Поговорив о членах семьи помощника секретаря, Разык Азимович не оставил вниманием и самого секретаря.
— Как здоровье Абдувахида Хасановича, его уважаемого отца, его драгоценных братьев…
Но помощнику уже надоел вкрадчивый полушепот дотошного посетителя, и он в нарушение этикета не дослушал его, оборвал:
— О… неугомонный! Хватит! Довольно! Я занят.
— А как настроение Абдувахида Хасановича? — не унимался посетитель. — Приветлив ли он сегодня? Не раздражен ли чем?
Разык Азимович Тузаков задавал все эти вопросы неспроста. Он так много шкодил в последнее время, этот самый Тузаков, что ему было бы лучше не попадаться теперь секретарю под сердитую руку.

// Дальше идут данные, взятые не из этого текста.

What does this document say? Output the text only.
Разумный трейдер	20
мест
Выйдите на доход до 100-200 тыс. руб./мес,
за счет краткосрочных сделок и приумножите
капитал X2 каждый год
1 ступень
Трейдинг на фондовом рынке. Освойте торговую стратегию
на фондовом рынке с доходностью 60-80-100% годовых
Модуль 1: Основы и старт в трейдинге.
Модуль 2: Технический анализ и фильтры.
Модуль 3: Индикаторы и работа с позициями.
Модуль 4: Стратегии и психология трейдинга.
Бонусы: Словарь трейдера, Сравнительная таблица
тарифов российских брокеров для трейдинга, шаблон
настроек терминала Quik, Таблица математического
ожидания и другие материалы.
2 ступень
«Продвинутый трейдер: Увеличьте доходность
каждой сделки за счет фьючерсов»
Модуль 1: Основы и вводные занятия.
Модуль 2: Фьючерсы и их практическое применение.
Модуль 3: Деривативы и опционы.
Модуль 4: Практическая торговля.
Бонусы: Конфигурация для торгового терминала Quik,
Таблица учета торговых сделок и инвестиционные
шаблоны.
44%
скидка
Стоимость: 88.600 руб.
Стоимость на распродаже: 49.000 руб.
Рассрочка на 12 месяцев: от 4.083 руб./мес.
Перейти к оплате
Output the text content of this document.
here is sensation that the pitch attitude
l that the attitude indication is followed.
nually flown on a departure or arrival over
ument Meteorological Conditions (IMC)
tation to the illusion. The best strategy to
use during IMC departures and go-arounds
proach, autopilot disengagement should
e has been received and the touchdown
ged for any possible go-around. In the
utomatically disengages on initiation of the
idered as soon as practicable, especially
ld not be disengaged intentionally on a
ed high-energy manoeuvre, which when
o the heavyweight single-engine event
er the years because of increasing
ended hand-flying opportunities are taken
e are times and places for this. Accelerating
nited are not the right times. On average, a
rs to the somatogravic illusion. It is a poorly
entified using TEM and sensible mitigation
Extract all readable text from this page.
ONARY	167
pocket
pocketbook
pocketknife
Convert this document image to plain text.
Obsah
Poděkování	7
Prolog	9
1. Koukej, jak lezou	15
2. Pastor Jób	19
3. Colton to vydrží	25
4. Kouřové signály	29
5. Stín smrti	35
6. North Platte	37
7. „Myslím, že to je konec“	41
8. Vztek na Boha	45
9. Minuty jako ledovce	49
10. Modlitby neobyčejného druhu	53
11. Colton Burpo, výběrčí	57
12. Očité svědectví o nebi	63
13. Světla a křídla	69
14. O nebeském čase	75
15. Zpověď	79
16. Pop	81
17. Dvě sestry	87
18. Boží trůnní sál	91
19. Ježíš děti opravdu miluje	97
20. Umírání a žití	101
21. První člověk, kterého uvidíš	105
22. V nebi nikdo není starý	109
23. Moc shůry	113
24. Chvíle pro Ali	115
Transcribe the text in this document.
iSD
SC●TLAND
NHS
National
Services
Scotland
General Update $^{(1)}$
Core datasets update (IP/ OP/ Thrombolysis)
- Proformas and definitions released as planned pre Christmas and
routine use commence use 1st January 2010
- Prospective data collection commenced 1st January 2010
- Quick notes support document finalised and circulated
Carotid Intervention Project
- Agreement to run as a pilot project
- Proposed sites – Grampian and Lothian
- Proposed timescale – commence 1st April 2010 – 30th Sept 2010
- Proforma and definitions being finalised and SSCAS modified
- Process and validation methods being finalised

Но бояться шкоде сегодня, оказывается, нечего. Абдувахид Хасанович был с утра и в добром здравии и в хорошем настроении. Это обстоятельство вселяет надежду в сердце Разыка Азимовича. Он улыбается помощнику и так с застывшей на лице улыбкой направляется к двери секретарского кабинета.
— Разрешите войти?
А секретарю горкома достаточно было только услышать подобострастный, медоточивый голос Тузакова, как от хорошего секретарского настроения не осталось и следа. Разык Азимович видит, как хмурится лоб Абдувахида Хасановича, и настораживается. Как видно, недруги доложили уже секретарю о всех его тузаковских проделках.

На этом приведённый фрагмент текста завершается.